Lesson learned: You must be at the draft, or else you'll be stuck with a team full of kickers.
We have all seen the Coors Light commercials featuring some of the best sound bites from NFL coaches past and present.
This is an awesome compilation of some of the best Mike Ditka sound clips. He was a coach who rarely pulled punches, and when set to the backdrop of ridiculous press conference questions, things get pretty funny.
There is no excuse to miss the biggest day of the year: fantasy football draft day.
Christmas morning, Thanksgiving meal and New Year's Eve all fall short of the most important date on the calendar.
If you miss it, prepare to be ostracized and treated as the outsider that you are.
Find a wife who understands the magnitude of the this day, and hold on to her forever.
You have to assume that they have faced situations like this in the past.
Okay, maybe it wasn't to this extreme, but confusing the two is not very difficult.
Nowadays, the only way to tell them apart is to look on the field.
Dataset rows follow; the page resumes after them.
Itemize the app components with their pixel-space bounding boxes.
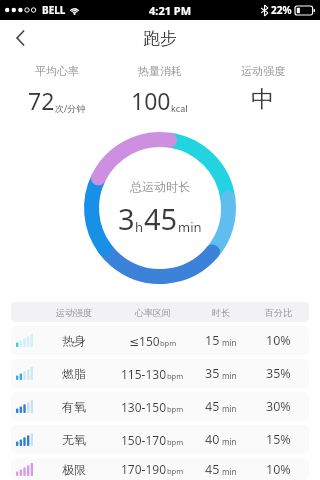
staticText: 无氧 [62, 432, 86, 447]
staticText: bpm [160, 338, 177, 348]
staticText: ≤150 [129, 333, 160, 349]
staticText: 150-170 [121, 432, 167, 448]
staticText: 35% [266, 365, 291, 382]
staticText: min [178, 218, 202, 236]
staticText: 有氧 [62, 399, 86, 414]
staticText: 次/分钟 [55, 102, 86, 114]
staticText: 百分比 [265, 307, 292, 318]
staticText: 运动强度 [56, 307, 92, 318]
staticText: 跑步 [143, 28, 177, 49]
staticText: 燃脂 [62, 366, 86, 381]
staticText: 心率区间 [135, 307, 171, 318]
staticText: 15 [205, 332, 220, 349]
button[interactable]: 热身 [11, 326, 309, 355]
button[interactable]: 无氧 [11, 425, 309, 454]
button[interactable]: 极限 [11, 458, 309, 480]
staticText: 热身 [62, 333, 86, 348]
staticText: min [222, 466, 237, 477]
staticText: 3 [118, 199, 135, 238]
staticText: 45 [144, 199, 178, 238]
button[interactable]: 燃脂 [11, 359, 309, 388]
staticText: bpm [167, 371, 184, 381]
staticText: bpm [167, 437, 184, 447]
staticText: min [222, 436, 237, 447]
staticText: BELL [42, 3, 66, 17]
staticText: kcal [171, 102, 188, 114]
staticText: 100 [131, 85, 171, 116]
staticText: h [135, 218, 144, 236]
staticText: 45 [205, 398, 220, 415]
staticText: min [222, 337, 237, 348]
staticText: 极限 [62, 462, 86, 477]
staticText: 热量消耗 [138, 64, 182, 78]
staticText: 10% [266, 332, 291, 349]
staticText: 22% [271, 3, 292, 17]
staticText: 15% [266, 431, 291, 448]
staticText: 4:21 PM [149, 3, 192, 18]
staticText: 35 [205, 365, 220, 382]
staticText: min [222, 403, 237, 414]
staticText: 总运动时长 [130, 179, 190, 194]
staticText: 170-190 [121, 461, 167, 477]
staticText: 40 [205, 431, 220, 448]
staticText: 72 [28, 85, 55, 116]
staticText: min [222, 370, 237, 381]
staticText: 115-130 [121, 366, 167, 382]
staticText: 时长 [212, 307, 230, 318]
staticText: 10% [266, 461, 291, 478]
staticText: 45 [205, 461, 220, 478]
staticText: 平均心率 [35, 64, 79, 78]
staticText: 中 [251, 85, 274, 114]
staticText: 30% [266, 398, 291, 415]
staticText: 运动强度 [241, 64, 285, 78]
staticText: 130-150 [121, 399, 167, 415]
staticText: bpm [167, 404, 184, 414]
button[interactable]: Back [0, 20, 40, 56]
staticText: bpm [167, 466, 184, 476]
button[interactable]: 有氧 [11, 392, 309, 421]
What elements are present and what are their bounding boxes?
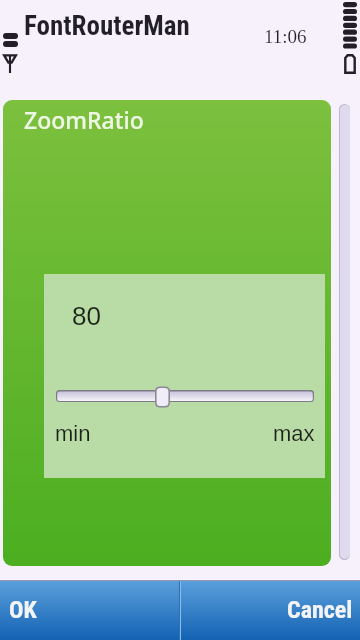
button[interactable]: Zoom ratio slider: [56, 386, 314, 408]
button[interactable]: ZoomRatio: [3, 100, 331, 566]
other: Signal strength: [3, 33, 18, 47]
staticText: OK: [9, 596, 37, 624]
staticText: ZoomRatio: [24, 104, 144, 135]
staticText: 11:06: [264, 26, 307, 47]
staticText: FontRouterMan: [24, 10, 190, 42]
other: Battery: [344, 54, 357, 75]
other: Battery level: [343, 2, 357, 47]
staticText: max: [273, 421, 315, 446]
button[interactable]: Cancel: [181, 581, 360, 640]
other: Network: [3, 54, 17, 74]
staticText: 80: [72, 301, 101, 330]
button[interactable]: OK: [0, 581, 179, 640]
staticText: Cancel: [287, 596, 353, 624]
staticText: min: [55, 421, 91, 446]
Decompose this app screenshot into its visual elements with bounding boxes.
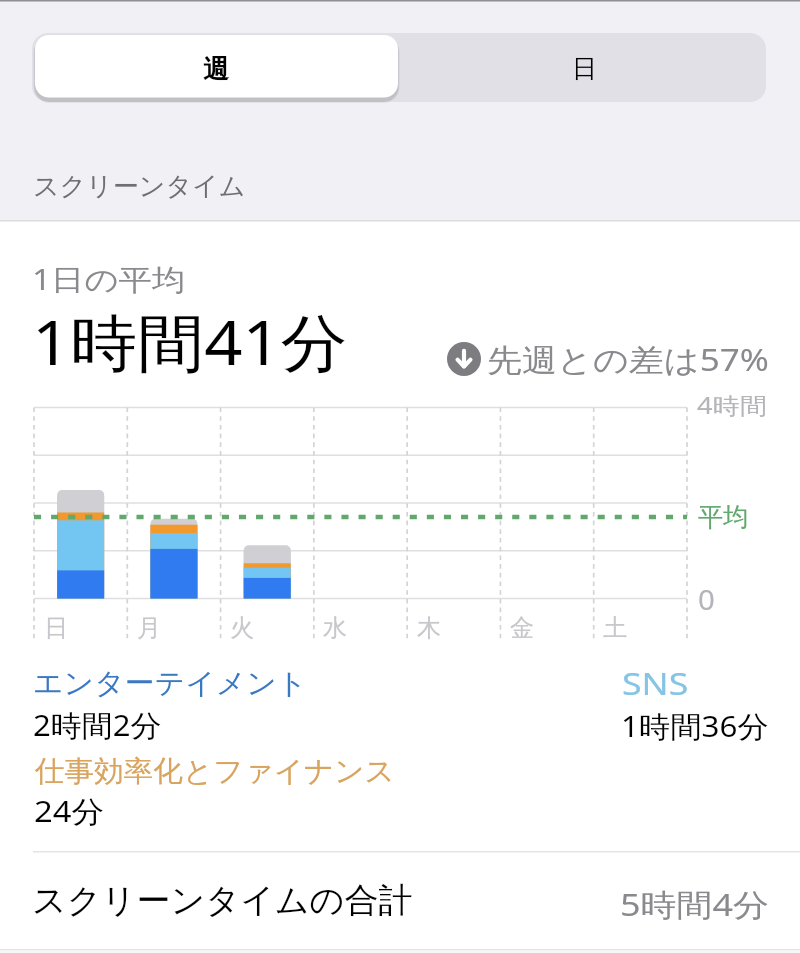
staticText: 2時間2分 — [33, 705, 162, 745]
staticText: 木 — [417, 613, 441, 643]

Ronde is still playing out the remaining days of his career, while Tiki stomps his feet on the sideline asking for a job.
Monday during the day could be the most brutal part of the week. You go back to work and sit through boring meetings, doing monotonous tasks until 5:00 rolls around.
The best part? Monday Night Football and the chance to either revive your fantasy week or just watch football before its oh-too-long six-day hiatus.
It has us saying, "Is it Monday yet?"
When a coach tells his players to relax and stay calm during the game, I think he means just play within yourself and don't let the pressure get to you.
One batch of muscle relaxant Gatorade later, and you have a team of players that won't let a thing bother them.
Though a gross exaggeration, this commercial is a hilarious take on what it looks like when the Seahawks break the huddle.
Fantasy Rule No. 17: Always know how to pronounce your draft picks.
A truer statement has never been said.
At least he has enough sense at the end to turn it into a complete mockery and call him "T.J. Who's Your Mama."
This is a cardinal sin of fantasy sports and should be punishable by loss of draft pick and a public scolding from everyone in the league.